Varese, Umberto Bossi in ospedale. Il senatùr e quel “leghista rosso”

Daniele Marantelli (Pd, ex Ds) racconta il suo rapporto con il fondatore della Lega

Daniele Marantelli a Varese insieme a Umberto Bossi

Daniele Marantelli a Varese insieme a Umberto Bossi

Varese (17 febbraio 2019) - Lo chiamavano il “leghista rosso”. Per il ruolo di “pontiere” fra centrosinistra e Lega, ma anche per il rapporto personale con Umberto Bossi e Roberto Maroni. Daniele Marantelli, ex parlamentare con lungo curriculum fra Pci, Pds, Ds e Pd, racconta il “suo” senatùr. «Bossi - spiega - ha raccolto tutta l’insofferenza della gente del Nord per la burocrazia e i formalismi che creavano crescenti problemi allo società lombarda e ha saputo incanalarla in un soggetto politico». Marantelli ha assistito all’ascesa leghista. «Ricordo nel 1985 quando Giuseppe Leoni fu eletto consigliere comunale a Varese - continua - L’architetto pronunciò il primo discorso in dialetto. Qualcuno rise. Io mi accorsi, vedendo il clima e le persone che ascoltavano, che non c’era da ironizzare». Quel movimento, dice Marantelli, «era destinato a crescere. Il resto lo fecero il ciclone Tangentopoli e la spinta autonomista che è nel Dna dei lombardi». Negli anni l’ex deputato Pd ha stabilito un legame saldo con Bossi, pur nelle differenze politiche. «Fra noi - spiega - c’è un rapporto abbastanza speciale. Io sono un sostenitore del federalismo. Il centrosinistra ha sbagliato a farsi scippare i temi dell’autonomia e della libertà. Lui ha sempre avvertito questa mia attenzione». Una stima che ha attraversato le vicende della politica italiana.

Con un terzo attore nel “triangolo”, Roberto Maroni «All’epoca del governo Prodi - ricorda Marantelli - volevo organizzare un dibattito sul federalismo con voci del Pds e della Lega. Andai a una festa del Carroccio.

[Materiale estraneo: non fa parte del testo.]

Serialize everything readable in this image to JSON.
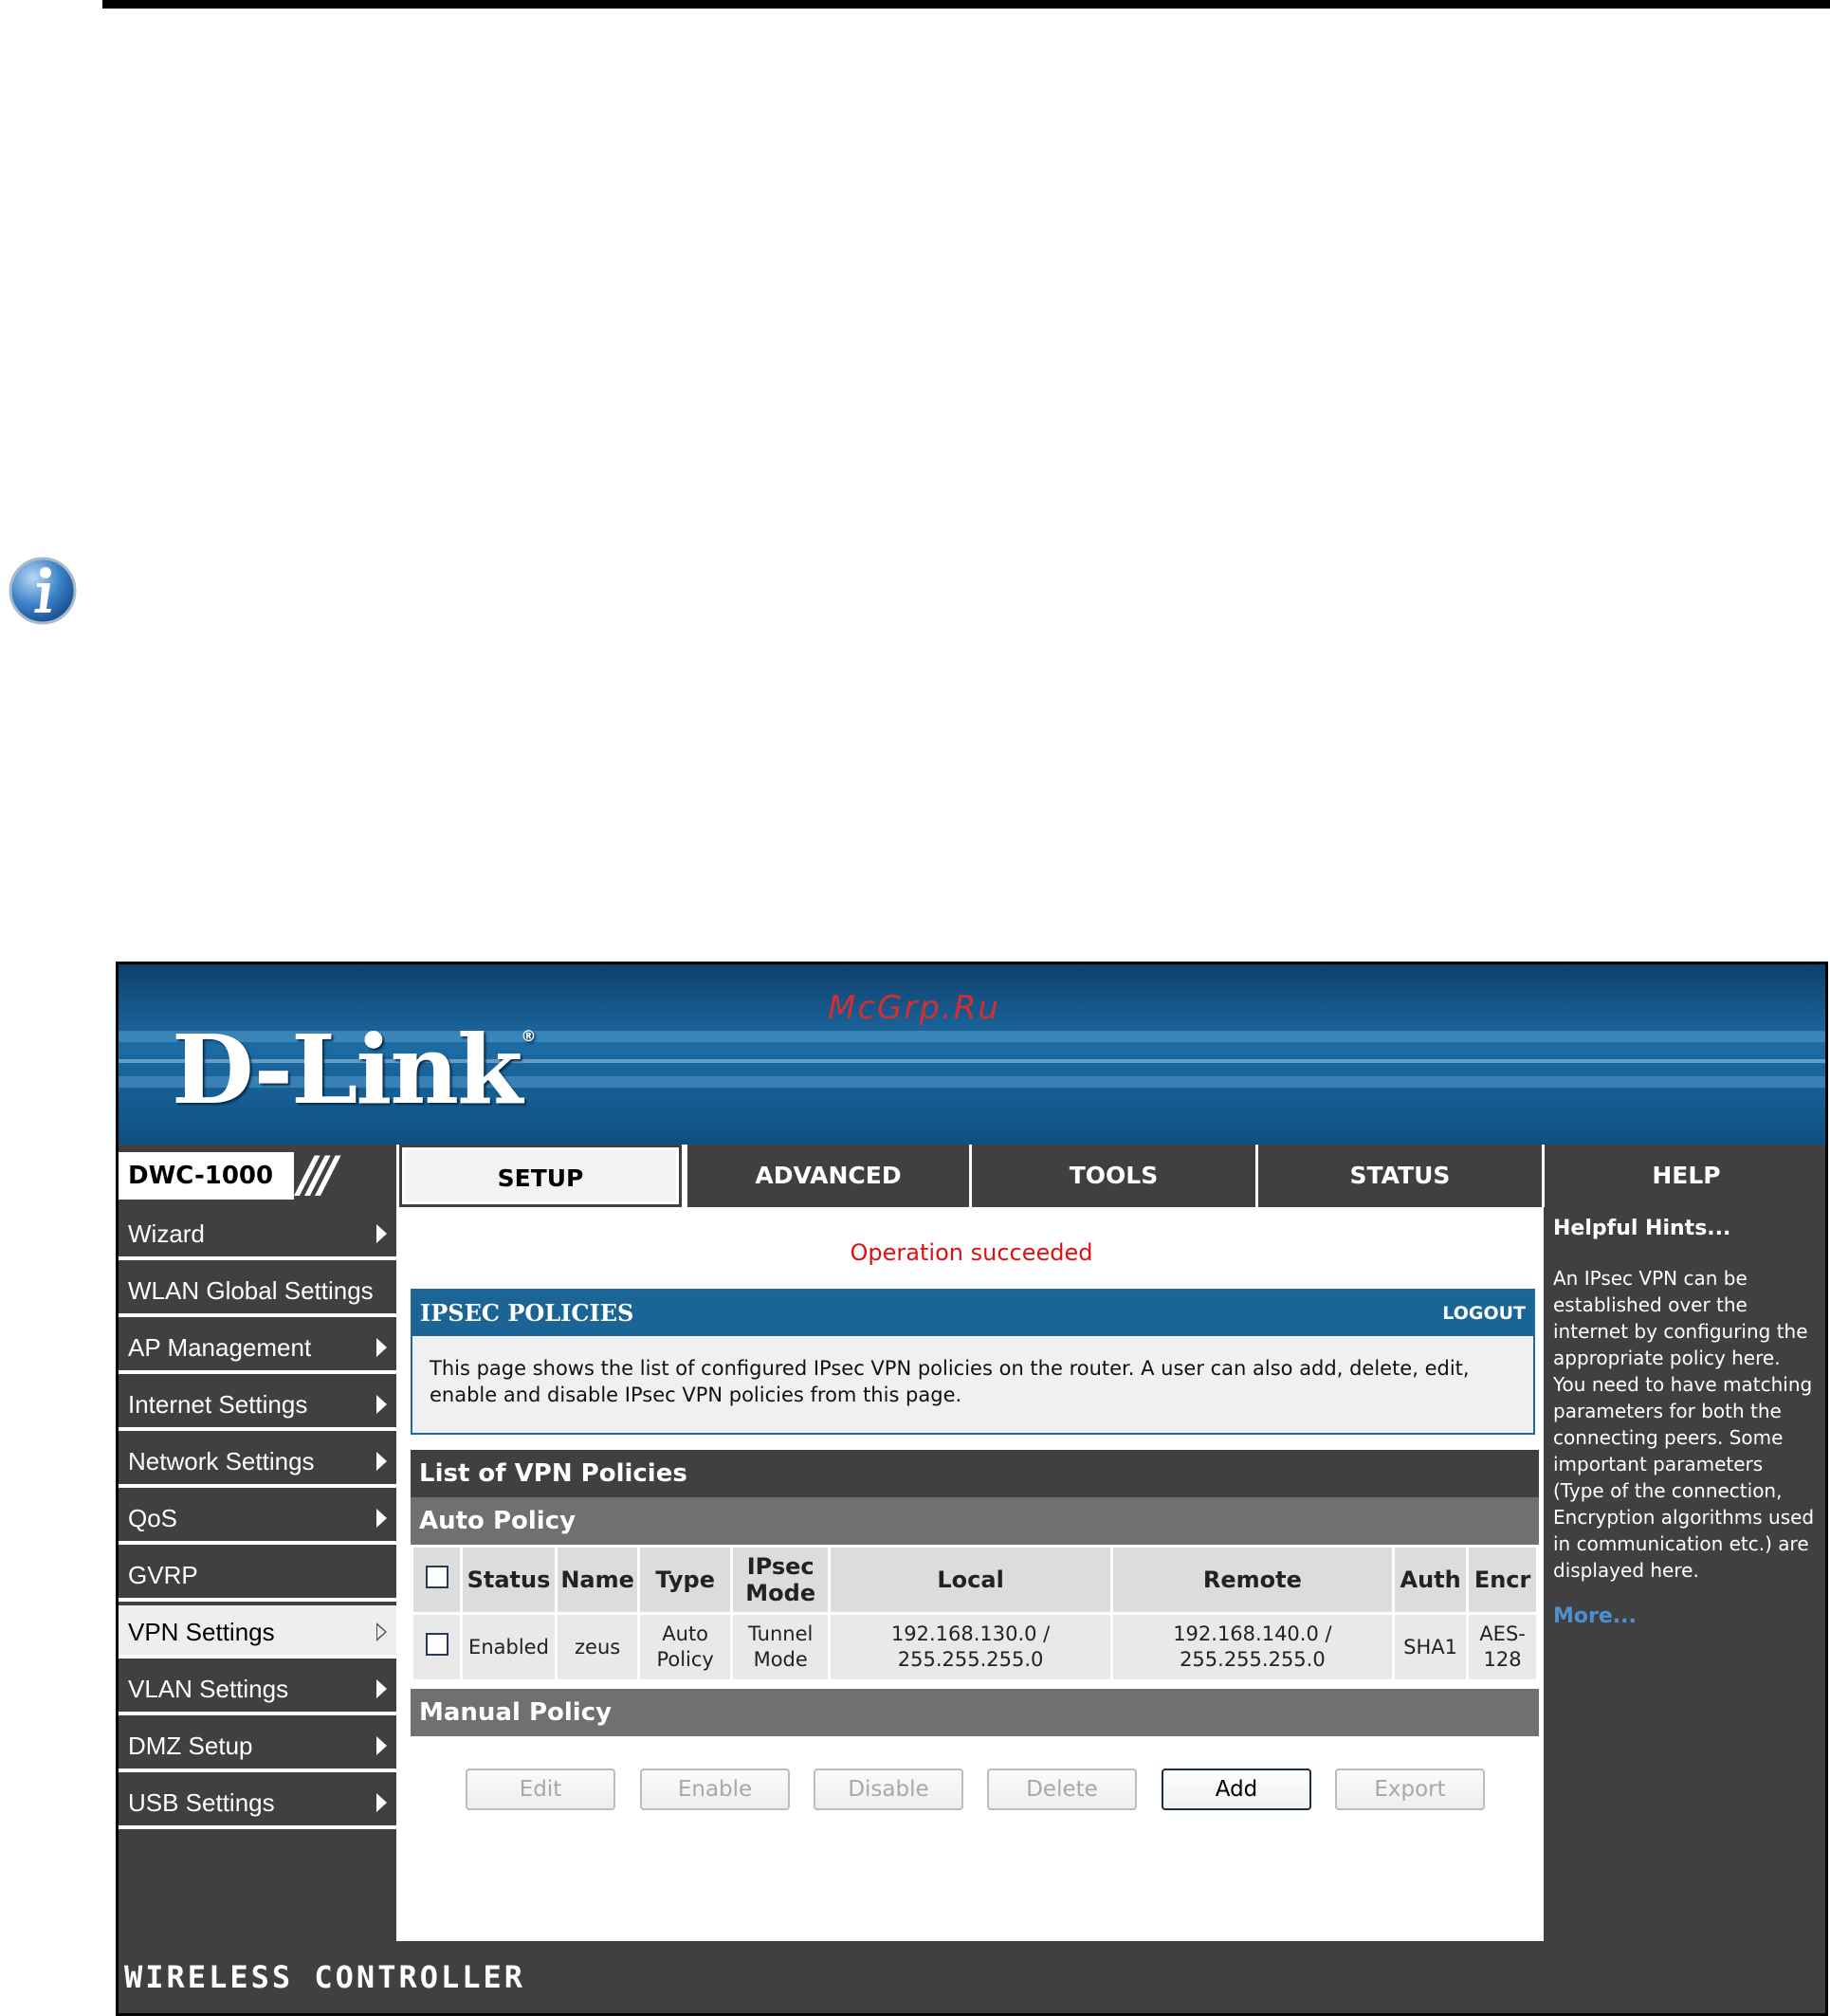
{
  "brand": {
    "logo": "D-Link",
    "registered": "®",
    "watermark": "McGrp.Ru",
    "model": "DWC-1000",
    "slashes": "///"
  },
  "tabs": [
    {
      "label": "SETUP",
      "active": true
    },
    {
      "label": "ADVANCED",
      "active": false
    },
    {
      "label": "TOOLS",
      "active": false
    },
    {
      "label": "STATUS",
      "active": false
    },
    {
      "label": "HELP",
      "active": false
    }
  ],
  "sidebar": {
    "items": [
      {
        "label": "Wizard",
        "arrow": true
      },
      {
        "label": "WLAN Global Settings",
        "arrow": false
      },
      {
        "label": "AP Management",
        "arrow": true
      },
      {
        "label": "Internet Settings",
        "arrow": true
      },
      {
        "label": "Network Settings",
        "arrow": true
      },
      {
        "label": "QoS",
        "arrow": true
      },
      {
        "label": "GVRP",
        "arrow": false
      },
      {
        "label": "VPN Settings",
        "arrow": true,
        "active": true
      },
      {
        "label": "VLAN Settings",
        "arrow": true
      },
      {
        "label": "DMZ Setup",
        "arrow": true
      },
      {
        "label": "USB Settings",
        "arrow": true
      }
    ]
  },
  "main": {
    "status_message": "Operation succeeded",
    "panel_title": "IPSEC POLICIES",
    "logout": "LOGOUT",
    "description": "This page shows the list of configured IPsec VPN policies on the router. A user can also add, delete, edit, enable and disable IPsec VPN policies from this page.",
    "list_title": "List of VPN Policies",
    "auto_policy_title": "Auto Policy",
    "manual_policy_title": "Manual Policy",
    "columns": [
      "Status",
      "Name",
      "Type",
      "IPsec Mode",
      "Local",
      "Remote",
      "Auth",
      "Encr"
    ],
    "rows": [
      {
        "status": "Enabled",
        "name": "zeus",
        "type": "Auto Policy",
        "mode": "Tunnel Mode",
        "local": "192.168.130.0 / 255.255.255.0",
        "remote": "192.168.140.0 / 255.255.255.0",
        "auth": "SHA1",
        "encr": "AES-128"
      }
    ],
    "buttons": {
      "edit": "Edit",
      "enable": "Enable",
      "disable": "Disable",
      "delete": "Delete",
      "add": "Add",
      "export": "Export"
    }
  },
  "help": {
    "title": "Helpful Hints...",
    "text": "An IPsec VPN can be established over the internet by configuring the appropriate policy here. You need to have matching parameters for both the connecting peers. Some important parameters (Type of the connection, Encryption algorithms used in communication etc.) are displayed here.",
    "more": "More..."
  },
  "footer": {
    "label": "WIRELESS CONTROLLER"
  },
  "colors": {
    "accent": "#1a6496",
    "dark": "#404040",
    "status_red": "#e01010",
    "link": "#4f8fd0"
  }
}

Chiesi a Bossi, all’epoca in polemica con l’ex ministro dell’Interno dopo l’addio a Berlusconi, chi potevo invitare. Lui mi disse: “Fai un massaggino al tuo amico Maroni, che c’è bisogno che rientri”. Fra i due ci fu una frattura netta, che però non ha mai compromesso il rapporto personale». Nel 2004 Bossi fu vittima di un grave malore che lo costrinse a una lunga riabilitazione. «La mia relazione con il senatùr - continua Marantelli - fu molto influenzata dalla sua malattia. Vissi l’intera vicenda con una certa emotività. Mia madre era stata colpita da una patologia simile». L’esperienza segnò Bossi nel fisico, ma non solo. «Ricordo quando lo incontrai alla presentazione del Varese Calcio - rammenta l’amico - C’era anche Giorgetti. Lui riuscì a sfuggire al controllo ferreo di chi lo assisteva e mi prese sotto braccio. Guardando il Sacro Monte mi chiese come stava la mia famiglia. Prima non sarebbe mai successo». Nel ’93 Bossi, Maroni e Marantelli furono protagonisti di un episodio rimasto un unicum nella storia politica italiana. Il varo della prima giunta a trazione leghista a Varese, con l’astensione del Pds.

Un'intesa nota come “patto delle pennette” perché l’ok di Bossi arrivò per telefono, mentre Maroni gustava un piatto di pasta al sugo in via San Martino. Marantelli consegna un ricordo inedito dell’esperienza, poi finita in soffitta con la fine della giunta Fassa. «Il nostro (del Pds, ndr) era un appoggio esterno, ma riuscimmo a fare sentire il nostro apporto nella formazione della giunta. Un mese dopo morì l’assessore al Bilancio Eraldo Benvenuti, un tecnico. Ai funerali Maroni mi avvicinò per conto di Bossi e mi fece un discorso chiaro. “Ci devi dare una mano - disse - Devi fare tu l’assessore al Bilancio». Io rinunciai. Non c’erano le condizioni politiche». Una dimostrazione in più della stima fra tre protagonisti del passato politico varesino e italiano.